1/12/2005

Arianna Tees Off Again

She asserts:
"Near the beginning of "Saturday Night Fever," John Travolta's Tony Manero, frustrated that his boss thinks he should save his salary instead of spending it on a new disco shirt, cries out, "F--- the future!" To which his boss replies: "No, Tony, you can't f--- the future. The future f---s you! It catches up with you and it f---s you if you ain't prepared for it!"
Well, I don't know if you've noticed, but America has morphed into a nation of Tony Maneros -- collectively dismissing the future. And nowhere is this mindset more prevalent than at the Bush White House, which is unwavering in its determination to ignore the future.
The evidence is overwhelming. Everywhere you look, it's IOUs passed on to future generations. Record federal debt. Record foreign debt. Record budget deficits. Record trade deficits. You see the same attitude when it comes to energy policy, health care, education, Social Security and especially the environment -- with the Bushies redoubling their efforts to make the world uninhabitable as fast as possible. And the even bigger problem? They don't see this as a problem. In fact, it actually all may be an essential part of the plan.
If this last sentence doesn't make a wit of sense to you, then you are clearly not one of the 50 million Americans who believe in some form of End-Time philosophy, an extreme evangelical theology that embraces the idea that we are fast approaching the end of the world, at which point Jesus will return and carry all true believers -- living and dead -- up to heaven ("the Rapture"), leaving all nonbelievers on earth to face hellfire and damnation ("the Tribulation"). Christ and his followers will then return to a divinely refurbished earth for a thousand-year reign of peace and love.
In other words, why worry about minor little details like clean air, clean water, safe ports and the safety net when Jesus is going to give the world an "Extreme Makeover: Planet Edition" right after he finishes putting Satan in his place once and for all?
End-Timers have repeatedly made the "Left Behind" series of apocalyptic books among America's best-selling titles, with over 60 million copies sold. And they have also spawned a mini-industry of imminent doomsday Web sites like ApocalypseSoon.org and Raptureready.com. Now I'm not saying that Bush is a delusion-driven End-Timer. But he and his crew are certainly acting as if that's the case.
Take the jaw-dropping federal debt, which currently stands at $4.3 trillion. Vice President Cheney shrugged, took a hearty swig of the End-Time Kool-Aid, and announced that the administration wants another round of tax cuts. Then there's our trade deficit, which ballooned to a record $165 billion in the third quarter of 2004, when imports exceeded exports by 54 percent. Thanks to this imbalance, America is racking up a staggering $665 billion in additional foreign debt every year -- that's $5,500 for every U.S. household -- and placing our future economic security in the hands of others. Here is Bush's response to this daunting prospect: "People can buy more United States products if they're worried about the trade deficit." Sounds like he's really got it under control. Also, the White House is promoting a similar "What Me Worry?" attitude with our live-for-the-moment energy policy.

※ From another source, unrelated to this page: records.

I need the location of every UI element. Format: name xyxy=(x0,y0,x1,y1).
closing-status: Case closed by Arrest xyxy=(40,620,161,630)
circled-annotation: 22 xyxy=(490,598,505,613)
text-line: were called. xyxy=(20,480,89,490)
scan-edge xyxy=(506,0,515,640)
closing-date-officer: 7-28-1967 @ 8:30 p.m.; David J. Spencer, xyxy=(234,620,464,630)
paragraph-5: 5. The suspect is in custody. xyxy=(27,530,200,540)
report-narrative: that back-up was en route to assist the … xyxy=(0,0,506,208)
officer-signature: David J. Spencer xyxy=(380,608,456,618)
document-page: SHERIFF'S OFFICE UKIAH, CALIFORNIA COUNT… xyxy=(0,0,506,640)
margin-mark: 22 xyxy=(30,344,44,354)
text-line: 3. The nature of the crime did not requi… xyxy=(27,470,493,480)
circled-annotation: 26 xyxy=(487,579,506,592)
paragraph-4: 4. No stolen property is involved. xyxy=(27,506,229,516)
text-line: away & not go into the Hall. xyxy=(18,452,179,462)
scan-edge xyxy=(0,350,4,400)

The president's full-bore assault on the environment is best summed up by Sen. Jim Jeffords, the ranking minority member on the Environment and Public Works Committee: "I expect the Bush Administration will go down in history as the greatest disaster for public health and the environment in the history of the United States."
That said, it's not hard to see why Bush has hopped aboard the Apocalypse Express. Acting like there's no tomorrow dovetails just as neatly with his corporate backers' rapacious desires as it does with his evangelical backers' rapturous desires. It offers him a political twofer: placating his corporate donors while winning the hearts and votes of the true believers who helped the president achieve a Second Coming of his own. No small miracle, given his record.
All this represents a seismic shift in our cultural outlook. Since our founding, the American ethos has been forward-looking, geared to a bountiful future, with each generation of parents working as hard as they can to ensure a better life for their children. Those days are clearly gone. And it has put our entire civilization at grave risk -- a point echoed with great clarity by Jared Diamond, whose new book, "Collapse," looks at the reasons why so many great civilizations of the past have failed.
Although Diamond offers a range of reasons why these societies collapsed, one message comes through loud and clear: We've got to stop living like there is no tomorrow, or "f--- the future" will become a self-fulfilling prophecy.